裸体画ではないけれど、「ロジータ・ド・ガネイ伯爵夫人の肖像(1923年)」の繊細さにはしびれた。凛とした気品があってたいへん美しい。今回もっとも長く滞在した絵のひとつかもしれない。
「…風に」と題された一連の連作もとても面白かった。これは当時の妻ユキのために描いたごくプライヴェートな作品で、当時の著名画家たちの作風を真似て描いたスケッチ。取り上げられた作家はレジェ、ゴーギャン、ユトリロ、ブラック、ピサロ、マティス、ローランサン、デュフィ、コクトーなど盛りだくさんで、レンブラント風とかルノワール風というのもあった。

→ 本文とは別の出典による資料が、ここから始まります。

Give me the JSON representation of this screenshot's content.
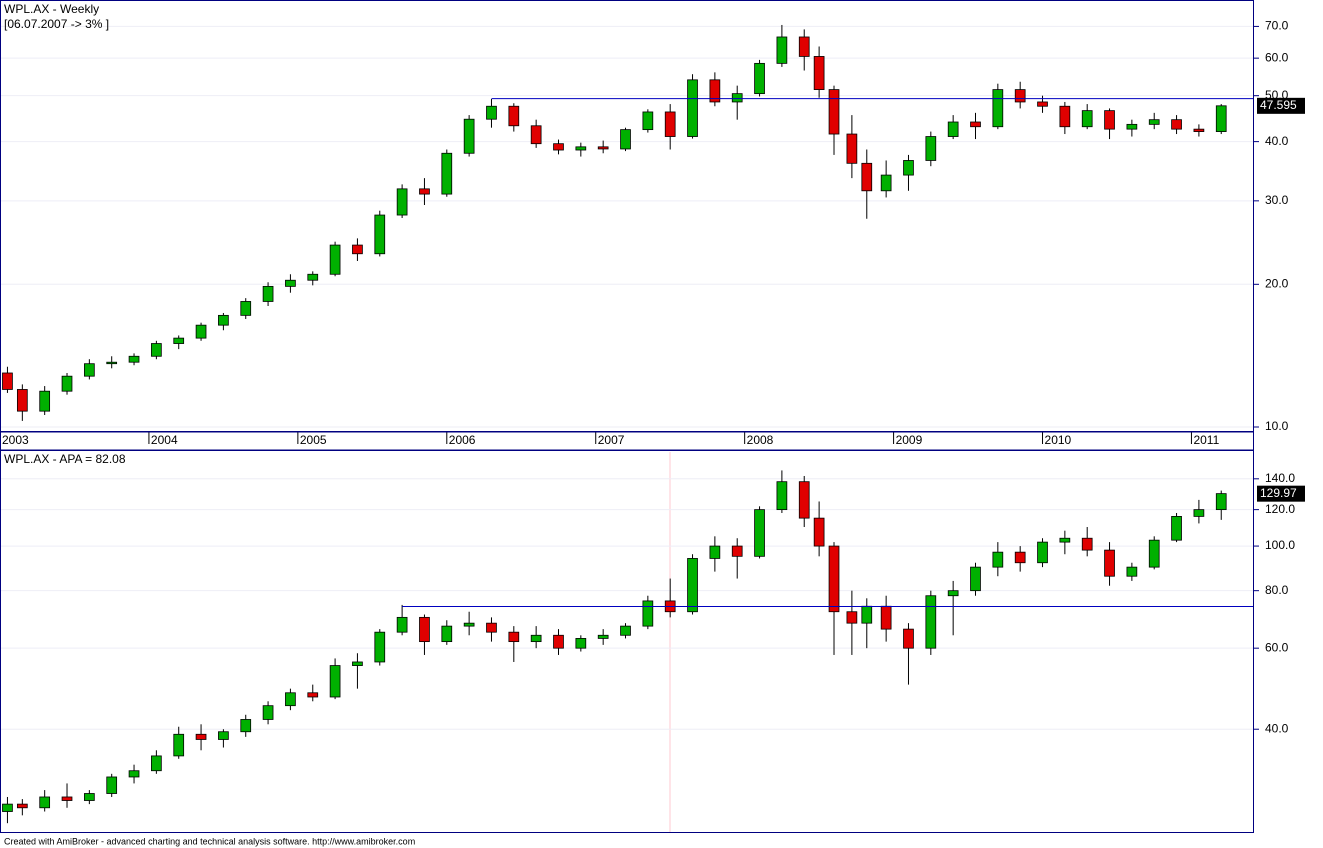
{
  "chart_data": [
    {
      "type": "candlestick",
      "title": "WPL.AX - Weekly",
      "subtitle": "[06.07.2007 -> 3% ]",
      "log_scale": true,
      "up_color": "#00b000",
      "down_color": "#e00000",
      "line_color": "#0000c0",
      "xlim": [
        2003.0,
        2011.42
      ],
      "xticks": [
        2003,
        2004,
        2005,
        2006,
        2007,
        2008,
        2009,
        2010,
        2011
      ],
      "ylim": [
        9.76,
        79.2
      ],
      "yticks": [
        {
          "value": 10,
          "label": "10.0"
        },
        {
          "value": 20,
          "label": "20.0"
        },
        {
          "value": 30,
          "label": "30.0"
        },
        {
          "value": 40,
          "label": "40.0"
        },
        {
          "value": 50,
          "label": "50.0"
        },
        {
          "value": 60,
          "label": "60.0"
        },
        {
          "value": 70,
          "label": "70.0"
        }
      ],
      "hline": {
        "y": 49.3,
        "x_start": 2006.3
      },
      "last_value": 47.595,
      "x": [
        2003.05,
        2003.15,
        2003.3,
        2003.45,
        2003.6,
        2003.75,
        2003.9,
        2004.05,
        2004.2,
        2004.35,
        2004.5,
        2004.65,
        2004.8,
        2004.95,
        2005.1,
        2005.25,
        2005.4,
        2005.55,
        2005.7,
        2005.85,
        2006.0,
        2006.15,
        2006.3,
        2006.45,
        2006.6,
        2006.75,
        2006.9,
        2007.05,
        2007.2,
        2007.35,
        2007.5,
        2007.65,
        2007.8,
        2007.95,
        2008.1,
        2008.25,
        2008.4,
        2008.5,
        2008.6,
        2008.72,
        2008.82,
        2008.95,
        2009.1,
        2009.25,
        2009.4,
        2009.55,
        2009.7,
        2009.85,
        2010.0,
        2010.15,
        2010.3,
        2010.45,
        2010.6,
        2010.75,
        2010.9,
        2011.05,
        2011.2
      ],
      "open": [
        13.0,
        12.0,
        10.8,
        11.9,
        12.8,
        13.6,
        13.7,
        14.1,
        15.0,
        15.4,
        16.4,
        17.2,
        18.4,
        19.8,
        20.4,
        21.0,
        24.2,
        23.2,
        28.0,
        31.8,
        31.0,
        37.8,
        44.6,
        47.5,
        43.2,
        39.6,
        38.4,
        39.0,
        38.6,
        42.4,
        46.2,
        41.0,
        54.0,
        48.5,
        50.5,
        58.5,
        66.5,
        60.5,
        51.5,
        41.5,
        36.0,
        31.5,
        34.0,
        36.5,
        41.0,
        44.0,
        43.0,
        51.5,
        48.5,
        47.5,
        43.0,
        46.5,
        42.5,
        43.5,
        44.5,
        42.5,
        42.0
      ],
      "high": [
        13.4,
        12.3,
        12.2,
        13.0,
        13.9,
        14.1,
        14.3,
        15.2,
        15.6,
        16.6,
        17.4,
        18.7,
        20.2,
        21.0,
        21.3,
        24.6,
        25.0,
        28.6,
        32.5,
        33.5,
        38.5,
        45.5,
        49.2,
        48.2,
        44.5,
        40.4,
        39.8,
        40.2,
        42.8,
        46.8,
        48.0,
        55.5,
        56.0,
        52.5,
        59.5,
        70.5,
        69.0,
        63.5,
        52.5,
        45.5,
        38.5,
        36.5,
        37.5,
        42.0,
        45.5,
        46.0,
        53.0,
        53.5,
        50.0,
        48.5,
        48.0,
        47.0,
        44.5,
        46.0,
        45.5,
        43.5,
        48.0
      ],
      "low": [
        11.8,
        10.3,
        10.6,
        11.7,
        12.6,
        13.3,
        13.5,
        13.9,
        14.6,
        15.2,
        16.0,
        16.9,
        18.0,
        19.2,
        19.9,
        20.8,
        22.4,
        22.9,
        27.6,
        29.4,
        30.6,
        37.2,
        42.8,
        42.0,
        38.8,
        37.6,
        37.2,
        37.8,
        38.2,
        41.8,
        38.5,
        40.6,
        47.5,
        44.5,
        49.8,
        57.5,
        56.5,
        49.5,
        37.5,
        33.5,
        27.5,
        30.5,
        31.5,
        35.5,
        40.5,
        40.5,
        42.5,
        47.0,
        46.0,
        41.5,
        42.5,
        40.5,
        41.0,
        42.5,
        41.5,
        41.0,
        41.5
      ],
      "close": [
        12.0,
        10.8,
        11.9,
        12.8,
        13.6,
        13.7,
        14.1,
        15.0,
        15.4,
        16.4,
        17.2,
        18.4,
        19.8,
        20.4,
        21.0,
        24.2,
        23.2,
        28.0,
        31.8,
        31.0,
        37.8,
        44.6,
        47.5,
        43.2,
        39.6,
        38.4,
        39.0,
        38.6,
        42.4,
        46.2,
        41.0,
        54.0,
        48.5,
        50.5,
        58.5,
        66.5,
        60.5,
        51.5,
        41.5,
        36.0,
        31.5,
        34.0,
        36.5,
        41.0,
        44.0,
        43.0,
        51.5,
        48.5,
        47.5,
        43.0,
        46.5,
        42.5,
        43.5,
        44.5,
        42.5,
        42.0,
        47.6
      ]
    },
    {
      "type": "candlestick",
      "title": "WPL.AX - APA = 82.08",
      "log_scale": true,
      "up_color": "#00b000",
      "down_color": "#e00000",
      "line_color": "#0000c0",
      "xlim": [
        2003.0,
        2011.42
      ],
      "ylim": [
        23.8,
        160.9
      ],
      "yticks": [
        {
          "value": 40,
          "label": "40.0"
        },
        {
          "value": 60,
          "label": "60.0"
        },
        {
          "value": 80,
          "label": "80.0"
        },
        {
          "value": 100,
          "label": "100.0"
        },
        {
          "value": 120,
          "label": "120.0"
        },
        {
          "value": 140,
          "label": "140.0"
        }
      ],
      "hline": {
        "y": 73.9,
        "x_start": 2005.7
      },
      "last_value": 129.97,
      "x": [
        2003.05,
        2003.15,
        2003.3,
        2003.45,
        2003.6,
        2003.75,
        2003.9,
        2004.05,
        2004.2,
        2004.35,
        2004.5,
        2004.65,
        2004.8,
        2004.95,
        2005.1,
        2005.25,
        2005.4,
        2005.55,
        2005.7,
        2005.85,
        2006.0,
        2006.15,
        2006.3,
        2006.45,
        2006.6,
        2006.75,
        2006.9,
        2007.05,
        2007.2,
        2007.35,
        2007.5,
        2007.65,
        2007.8,
        2007.95,
        2008.1,
        2008.25,
        2008.4,
        2008.5,
        2008.6,
        2008.72,
        2008.82,
        2008.95,
        2009.1,
        2009.25,
        2009.4,
        2009.55,
        2009.7,
        2009.85,
        2010.0,
        2010.15,
        2010.3,
        2010.45,
        2010.6,
        2010.75,
        2010.9,
        2011.05,
        2011.2
      ],
      "open": [
        26.5,
        27.5,
        27.0,
        28.5,
        28.0,
        29.0,
        31.5,
        32.5,
        35.0,
        39.0,
        38.0,
        39.5,
        42.0,
        45.0,
        48.0,
        47.0,
        55.0,
        56.0,
        65.0,
        70.0,
        62.0,
        67.0,
        68.0,
        65.0,
        62.0,
        64.0,
        60.0,
        63.0,
        64.0,
        67.0,
        76.0,
        72.0,
        94.0,
        100.0,
        95.0,
        120.0,
        138.0,
        115.0,
        100.0,
        72.0,
        68.0,
        74.0,
        66.0,
        60.0,
        78.0,
        80.0,
        90.0,
        97.0,
        92.0,
        102.0,
        104.0,
        98.0,
        86.0,
        90.0,
        103.0,
        116.0,
        120.0
      ],
      "high": [
        28.5,
        28.2,
        29.5,
        30.5,
        29.5,
        32.0,
        33.5,
        36.0,
        40.5,
        41.0,
        40.0,
        43.0,
        46.0,
        49.0,
        50.0,
        57.0,
        58.5,
        66.0,
        74.5,
        71.0,
        69.0,
        72.0,
        70.0,
        67.0,
        67.0,
        66.0,
        64.0,
        66.0,
        68.0,
        78.0,
        85.0,
        96.0,
        105.0,
        104.0,
        122.0,
        146.0,
        142.0,
        125.0,
        102.0,
        80.0,
        77.0,
        78.0,
        68.0,
        80.0,
        84.0,
        92.0,
        102.0,
        100.0,
        104.0,
        108.0,
        110.0,
        102.0,
        92.0,
        105.0,
        118.0,
        126.0,
        132.0
      ],
      "low": [
        25.0,
        26.0,
        26.5,
        27.0,
        27.5,
        28.5,
        30.5,
        32.0,
        34.5,
        36.0,
        36.5,
        38.5,
        41.0,
        44.0,
        46.0,
        46.5,
        49.0,
        55.0,
        64.0,
        58.0,
        61.0,
        64.0,
        62.0,
        56.0,
        60.0,
        58.0,
        59.0,
        61.0,
        63.0,
        66.0,
        70.0,
        71.0,
        88.0,
        85.0,
        94.0,
        118.0,
        110.0,
        95.0,
        58.0,
        58.0,
        60.0,
        62.0,
        50.0,
        58.0,
        64.0,
        78.0,
        86.0,
        88.0,
        90.0,
        96.0,
        95.0,
        82.0,
        84.0,
        89.0,
        102.0,
        112.0,
        114.0
      ],
      "close": [
        27.5,
        27.0,
        28.5,
        28.0,
        29.0,
        31.5,
        32.5,
        35.0,
        39.0,
        38.0,
        39.5,
        42.0,
        45.0,
        48.0,
        47.0,
        55.0,
        56.0,
        65.0,
        70.0,
        62.0,
        67.0,
        68.0,
        65.0,
        62.0,
        64.0,
        60.0,
        63.0,
        64.0,
        67.0,
        76.0,
        72.0,
        94.0,
        100.0,
        95.0,
        120.0,
        138.0,
        115.0,
        100.0,
        72.0,
        68.0,
        74.0,
        66.0,
        60.0,
        78.0,
        80.0,
        90.0,
        97.0,
        92.0,
        102.0,
        104.0,
        98.0,
        86.0,
        90.0,
        103.0,
        116.0,
        120.0,
        130.0
      ]
    }
  ],
  "footer": "Created with AmiBroker - advanced charting and technical analysis software. http://www.amibroker.com"
}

さすがに特徴を捉えるのが上手いけれども、そこに皮肉や諷刺の意図はなく、純粋にいろんな画家のスタイルを描き分けることを楽しんでいるようなので、観ているこちらもついにやにやしてしまうシリーズだった。「キース・ヴァン・ドンゲン風に」がもっとも多く、3枚もあったけど、よほど真似しやすかったのかなあ。いやはや楽しい楽しい。
* * *
売店には図録や各種グッズに混じって、大部の画集があった。
●LÉONARD FOUJITA { INÉDITS PAR SYLVIE BUISSON
À l'encle rouge-Archives Artistiques, 2007
ISBN 978-2-917330-00-5
今回の図録の巻頭論文を執筆している、パリ在住の美術史家シルヴィー・ビュイッソンによるフジタの研究書。タイトルは「未発表」という意味だがどういうことなんだろう。仏アマゾンを検索してみると同著者によるフジタ関連本は他にいくつもあるようだ(フジタ作品の総合カタログも著している由)。
本書はもちろん全編フランス語で書かれているんだけど、日動美術財団が編集に協力していて、日本語訳がところどころについているのがありがたい(抄訳だろうけど、他に英語もあり)。
第一級の専門家による詳細な評伝が読めるのはさておいても、なにより図版の美しさに惹かれてつい購入してしまった。全ページ光沢のあるアート紙で、それがフジタの作風にとてもよく似合ってるように感じたのだ。アート紙は指紋が付着しやすいので敬遠されるのか、最近の図録はほとんど全てと言っていいほどマットコート紙が使われていて、発色はまあまあなんだけど色が沈むのでどうしても少しくすみがちになるのが玉に瑕なのだ(図録だけでなく大判の画集なんかでもマット系が主流じゃなかろうか)。そんな中、艶のある高級アート紙で作られたこの本には眼を奪われてしまった。…と、内容ではなく本の体裁のことばかり語ってしまったが、もちろん中身も楽しみ。1920年代のシャンソンを聴きながら、休日にゆっくり楽しみたい一冊であります。